“I don’t have anything to do with this.”
That’s what you said, looking quite sour.
Words like “vinegar is a nice condiment” were written all over your face.
If you were to take two or three steps
away from anger and greed to calm and modesty,
you would be exalted and changed into honey.
Besides you, you would be sweetening the entire universe.
So, what is this laziness?
I have looked in the wrong way.
I have spoken in the wrong way.
I am always the friend of wrong.
If I could only see Your face, my eyes wouldn’t be crossed like this.
O heart, if you see yourself as crooked, that is from you, not from the mirror.
First, you must straighten yourself.
Someone went to the opening of a well and saw the Moon at the bottom
Yet, the Moon yelled from the sky, “Don’t worry. I am right here.”
Don’t look for the Moon at the bottom.
There is no existence in Absence.
The one who sows the seeds of Abu Cehil, that father of ignorance,
cannot harvest sugar cane.
True Beauty is for one to be annihilated in existence.

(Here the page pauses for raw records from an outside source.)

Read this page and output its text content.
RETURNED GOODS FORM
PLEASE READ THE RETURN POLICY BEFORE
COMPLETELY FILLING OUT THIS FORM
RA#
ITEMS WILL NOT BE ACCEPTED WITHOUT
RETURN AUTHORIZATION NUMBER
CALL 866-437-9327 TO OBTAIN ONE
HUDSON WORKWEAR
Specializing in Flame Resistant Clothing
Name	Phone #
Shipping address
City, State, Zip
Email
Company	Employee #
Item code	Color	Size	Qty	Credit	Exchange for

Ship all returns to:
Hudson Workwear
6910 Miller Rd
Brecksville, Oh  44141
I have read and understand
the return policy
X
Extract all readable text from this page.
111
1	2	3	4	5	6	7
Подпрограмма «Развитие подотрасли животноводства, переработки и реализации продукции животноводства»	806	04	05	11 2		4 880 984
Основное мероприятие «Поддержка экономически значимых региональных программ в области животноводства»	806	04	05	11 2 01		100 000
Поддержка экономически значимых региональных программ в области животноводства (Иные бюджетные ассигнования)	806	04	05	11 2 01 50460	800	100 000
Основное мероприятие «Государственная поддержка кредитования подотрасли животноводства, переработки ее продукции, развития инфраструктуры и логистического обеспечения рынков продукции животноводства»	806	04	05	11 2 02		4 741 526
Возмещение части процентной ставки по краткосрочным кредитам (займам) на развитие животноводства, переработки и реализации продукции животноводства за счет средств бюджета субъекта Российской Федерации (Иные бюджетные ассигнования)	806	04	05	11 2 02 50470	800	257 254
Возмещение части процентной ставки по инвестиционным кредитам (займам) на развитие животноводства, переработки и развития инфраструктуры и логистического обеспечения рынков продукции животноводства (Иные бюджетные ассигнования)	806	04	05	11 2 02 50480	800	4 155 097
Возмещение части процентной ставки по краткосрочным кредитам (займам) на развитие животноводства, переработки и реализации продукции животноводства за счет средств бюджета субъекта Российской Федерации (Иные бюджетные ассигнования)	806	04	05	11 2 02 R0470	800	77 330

Yet, you search for Beauty in existence, O my friend.
This is not the place to solve such a difficulty.
Go to where you can get something.
You are such a duck
that you are looking for the Moon on the water in which you swim.
You are such that, instead of taking steps and going on a journey,
you stay sitting at home.
Sober ones have all become lost on this road,
traveling with their heads, their feet.
What can I do? I am so drunk.
My God, hold the hand of Your drunk.
Otherwise, he will do the same to himself
which he does to the world when he is drunk.
You made me upside down, but brought me closer to You.
The boil gets better after it is squeezed.
After all this wine and drunkenness, You straightened my affairs.
I took refuge in You.
Come on, O lazy ones.
O Shems of Tebriz, you are neither from this East nor that West.
Nor are you from the Sun which eclipses and becomes dark.
Divan-i Kebir, Volume 15, Ghazal 66, verses 735-737, pages 145-146.